BACKGROUND: Despite significant advances in kidney transplantation, long-term graft survival has not dramatically improved leading to strategies to change immunosuppression during the posttransplantation period. Proliferation signal inhibitors (PSI) sirolimus or everolimus possess immunosuppressive and antiproliferative properties.

METHODS: We evaluated 62 kidney transplant recipients who underwent conversion from a calcineurin inhibitors (CNI)- to a PSI-based regimen for various reasons. The statistical analysis used SPSS v.15.0 software. We compared calculated glomerular filtration rates (GFRs) before initiation of PSI (baseline) and at 6 months after conversion.

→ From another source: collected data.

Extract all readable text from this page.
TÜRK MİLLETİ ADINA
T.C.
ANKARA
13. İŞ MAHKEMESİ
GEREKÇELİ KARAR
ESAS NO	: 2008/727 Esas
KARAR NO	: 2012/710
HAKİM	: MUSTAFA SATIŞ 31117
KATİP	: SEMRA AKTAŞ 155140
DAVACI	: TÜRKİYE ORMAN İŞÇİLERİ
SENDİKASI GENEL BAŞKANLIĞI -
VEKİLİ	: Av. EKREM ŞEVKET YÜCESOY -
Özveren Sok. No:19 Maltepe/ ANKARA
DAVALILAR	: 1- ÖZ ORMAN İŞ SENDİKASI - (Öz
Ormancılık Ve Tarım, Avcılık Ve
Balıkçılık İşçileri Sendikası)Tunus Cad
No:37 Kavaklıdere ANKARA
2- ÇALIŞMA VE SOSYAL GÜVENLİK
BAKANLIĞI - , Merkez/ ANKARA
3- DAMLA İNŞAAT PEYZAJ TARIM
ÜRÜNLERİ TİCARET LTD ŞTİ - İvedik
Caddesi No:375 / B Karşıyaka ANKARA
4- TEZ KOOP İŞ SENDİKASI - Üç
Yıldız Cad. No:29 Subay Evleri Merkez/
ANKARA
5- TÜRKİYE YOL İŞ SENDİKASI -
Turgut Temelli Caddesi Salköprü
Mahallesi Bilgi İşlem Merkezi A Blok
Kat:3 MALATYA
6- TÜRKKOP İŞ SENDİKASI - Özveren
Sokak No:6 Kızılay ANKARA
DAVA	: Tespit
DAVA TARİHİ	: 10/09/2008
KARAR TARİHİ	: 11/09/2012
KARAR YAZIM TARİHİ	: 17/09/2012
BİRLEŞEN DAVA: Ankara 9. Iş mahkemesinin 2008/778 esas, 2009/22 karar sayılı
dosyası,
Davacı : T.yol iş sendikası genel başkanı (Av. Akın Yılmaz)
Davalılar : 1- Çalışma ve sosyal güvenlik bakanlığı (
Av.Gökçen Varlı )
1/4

RESULTS: We converted to a PSI-based triple regimen at 172.0 ± 116.5 days after transplantation. The mean serum creatinine at the time of conversion was 2.0 ± 1.1 mg/dL, and it was 1.5 ± 0.7 mg/dL at 6 months after conversion. The rate of change in serum creatinine was -17.1 ± 23.5%. The mean calculated GFR at the time of conversion was 53.6 ± 25.5 mL/min and at 6 months after conversion was 65.8 ± 23.7 mL/min. The rate of change in calculated GFR was 37.9 ± 71.7% (16.4/59.4) at 6 months. Thus we observed significant improvements in creatinine and GFR (P values <.001) after conversion. The Improved GFR significantly correlated with prior dialysis duration and time to conversion (P = .025; P = .012). Patients who had a shorter duration on dialysis and shorter time to conversion experienced more benefit from conversion. Four of the 62 patients reported gastrointestinal toxicity, which resolved with dose reduction in 3 patients: 15 patients experienced acne; 16 reported oral ulcers. None of these toxicities resulted in discontinuation of PSI therapy. Serum cholesterol and tryglyceride levels tended to increase among the conversion group, but they did not show statistical significance.

CONCLUSION: We observed that minimization or withdrawal of CNI with addition of a PSI was a good treatment for deterioration of renal allograft function.